German regulator rebukes Standard Chartered over European operations
Standard Chartered’s European business has serious organisational flaws and must hold extra capital because of the risk this causes, Germany’s financial watchdog BaFin said on Thursday.
BaFin’s public rebuke of Standard Chartered Bank AG is its second within three months. In October, it criticised the bank after a special audit uncovered that its internal organisation did not meet legal requirements.
At the time, BaFin ordered the bank to fix organisational problems without disclosing details of what they were. On Thursday, BaFin said the business in Europe needs to increase its capital buffers because of these problems, again without disclosing any further details.

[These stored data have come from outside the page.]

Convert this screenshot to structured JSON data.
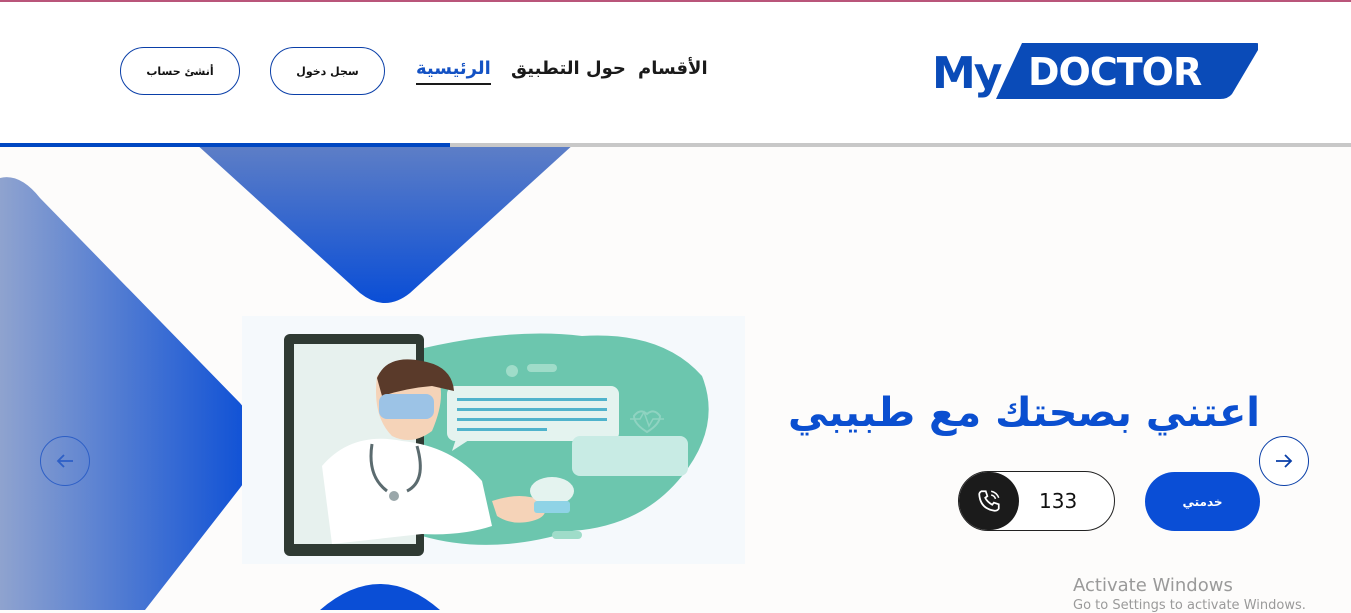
{
  "brand": {
    "logo_my": "My",
    "logo_doctor": "DOCTOR",
    "primary_color": "#0a4bb8",
    "accent_color": "#0a4ed6"
  },
  "nav": {
    "home": "الرئيسية",
    "about": "حول التطبيق",
    "sections": "الأقسام"
  },
  "auth": {
    "login": "سجل دخول",
    "signup": "أنشئ حساب"
  },
  "hero": {
    "title": "اعتني بصحتك مع طبيبي",
    "primary_button": "خدمتي",
    "hotline": "133",
    "illustration_bubble_icon": "heartbeat-icon"
  },
  "carousel": {
    "prev_icon": "arrow-left-icon",
    "next_icon": "arrow-right-icon"
  },
  "os_watermark": {
    "line1": "Activate Windows",
    "line2": "Go to Settings to activate Windows."
  }
}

BaFin declined to comment. Standard Chartered told the Financial Times in a statement that it took “this matter very seriously and [has] already implemented corrective actions to ensure we fulfil all aspects of the remediation within the timeframe set by the regulator,” adding that it was “co-operating fully with BaFin”.
Standard Chartered is headquartered in London and obtained a European banking licence in 2018 so that it could continue to operate in the EU after Brexit.
According to the bank’s website, Frankfurt-based Standard Chartered Bank AG is “the hub for our EU activities”.
According to the entity’s latest annual financial statement, which was audited by EY Germany, it is responsible for clearing all of the lender’s European payments, with fees from payments processing making up the bulk of its income. Standard Chartered Bank AG last year received an unqualified audit from EY.
In December 2021, the UK’s Prudential Regulation Authority fined Standard Chartered £46.6mn and criticised it for “failing to be open and co-operative” with the regulator and for “failings in its regulatory reporting governance and controls”.
The PRA said Standard Chartered had made five errors reporting a liquidity metric between March 2018 and May 2019, which meant the watchdog did not have a reliable overview of its dollar liquidity position, and in one case notified the PRA of the error only after a four-month internal investigation.
BaFin’s intervention is the latest sign that it has become more proactive after it was criticised for its inaction during the Wirecard scandal.
Last month, it threatened to fine Deutsche Bank if it missed deadlines for fixing its money-laundering controls, the latest escalation of a four-year tussle between lender and regulator.